I had just caught the bus through Brunswick West to be at one of a seemingly unending line of Employment Service meetings (a requirement of my Newstart Allowance privileges). My usual meeting would entail waiting 25 minutes in the waiting room, scrolling through the months of outdated Herald Sun editions that were haphazardly strewn across the glass table. I would then head in for the ‘meeting’ in which my assigned staff member would ask me if I had a job yet. I would say ‘no’. They would say ‘OK, see you in three weeks for another meeting.’ A redundant cycle that is seemingly too heavily populated by personnel who have systematically had their passion carved out of them – this is a blog for another time though. Anyway, I was about to leave when another staff member popped their head in after hearing that I was trying my hand at freelancing. It was in this simple act of sharing a piece of information that will benefit someone else without thinking of the personal reward that changed everything. She went on to inform me about a small business course that was being offered as part of a scheme called NEIS. It’s a framework on which small businesses can build from to get their ideas off the ground. I loved the idea, why wouldn’t I start a business? Two days later this women had convinced RMIT to let me into the next course which was starting in another two days time. I wasn’t her client, yet she was still kind enough to show me the door to this future. She won’t ever know how big an impact that moment had on my life, but then again she probably wouldn’t want to know. Truly the best and purest of deeds are done without the need to bask in the glory of it’s triumph.

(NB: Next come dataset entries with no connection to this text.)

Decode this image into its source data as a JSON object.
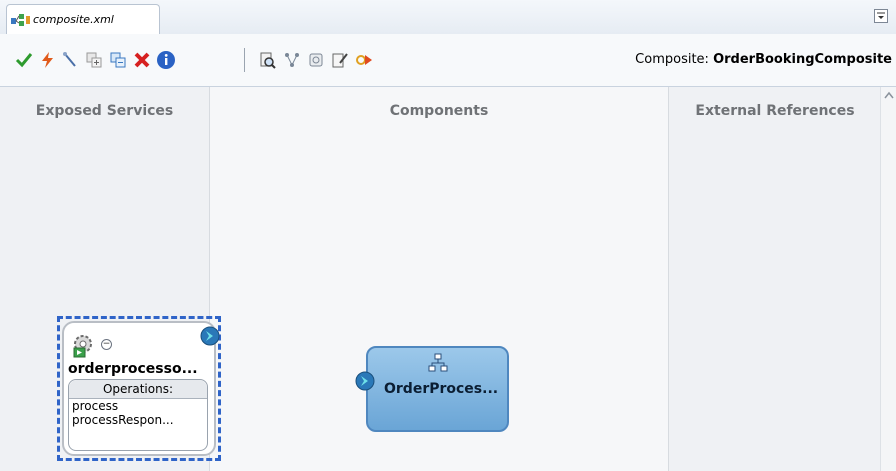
{
  "editor": {
    "tab_label": "composite.xml"
  },
  "toolbar": {
    "composite_label": "Composite:",
    "composite_name": "OrderBookingComposite"
  },
  "canvas": {
    "exposed_services_header": "Exposed Services",
    "components_header": "Components",
    "external_references_header": "External References"
  },
  "service": {
    "name": "orderprocesso...",
    "operations_header": "Operations:",
    "operations": [
      "process",
      "processRespon..."
    ]
  },
  "component": {
    "name": "OrderProces..."
  },
  "colors": {
    "selection_dash": "#2f64c8",
    "component_fill": "#6aa5d6",
    "validate_green": "#2e9b2e",
    "delete_red": "#d62020"
  }
}
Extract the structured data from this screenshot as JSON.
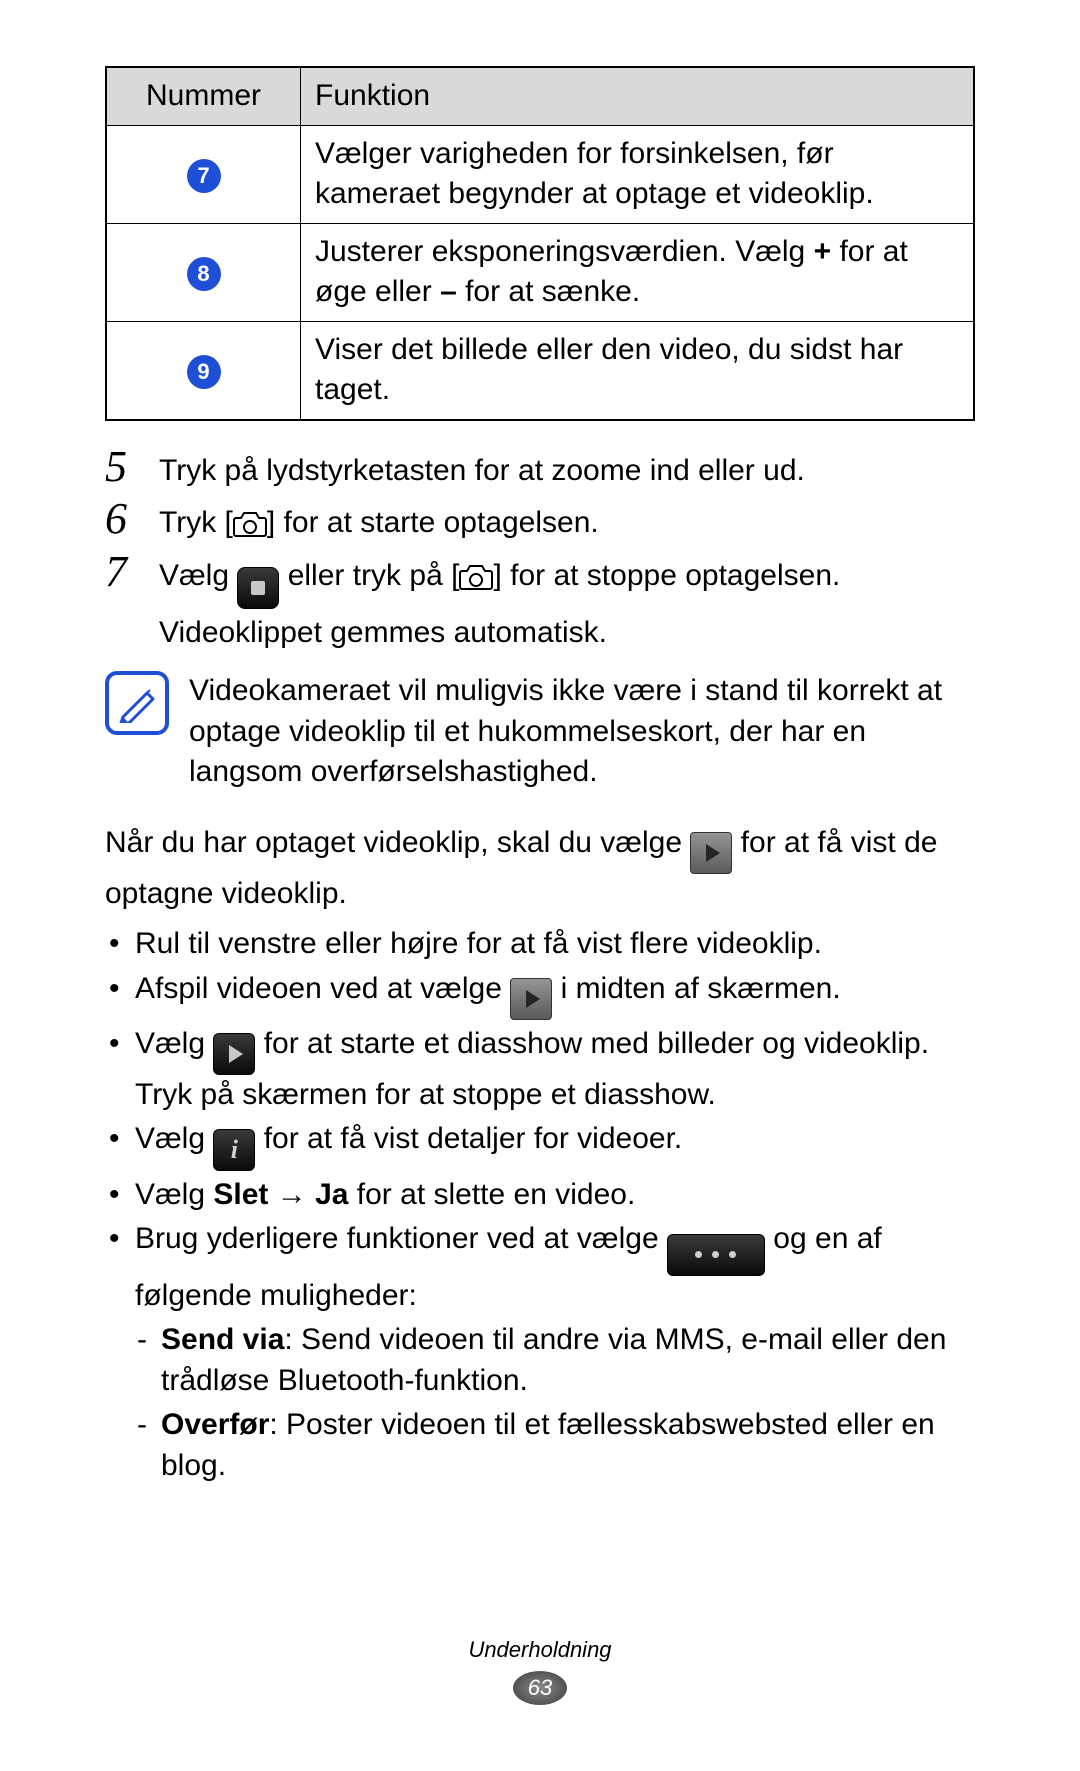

A path materialised in front of me. In solidifying the direction of AWS Productions I had began working towards exactly what I wanted. If I could thank one person for the position in which I now find myself it would be the man that looked more reptile than man, whose eyes bulged and darted around the office as his female employees walked past – I would thank the man that fired me. I wish I could print the mental image of his face, with that slender tongue rolling out over his thin blue lips, eyes narrowing with abhorrent glee at releasing me from his presence. I would blow it up and stick it on my wall. I was once told that the most destructive person in your life can also be the person you learn the most from – I think they nailed it.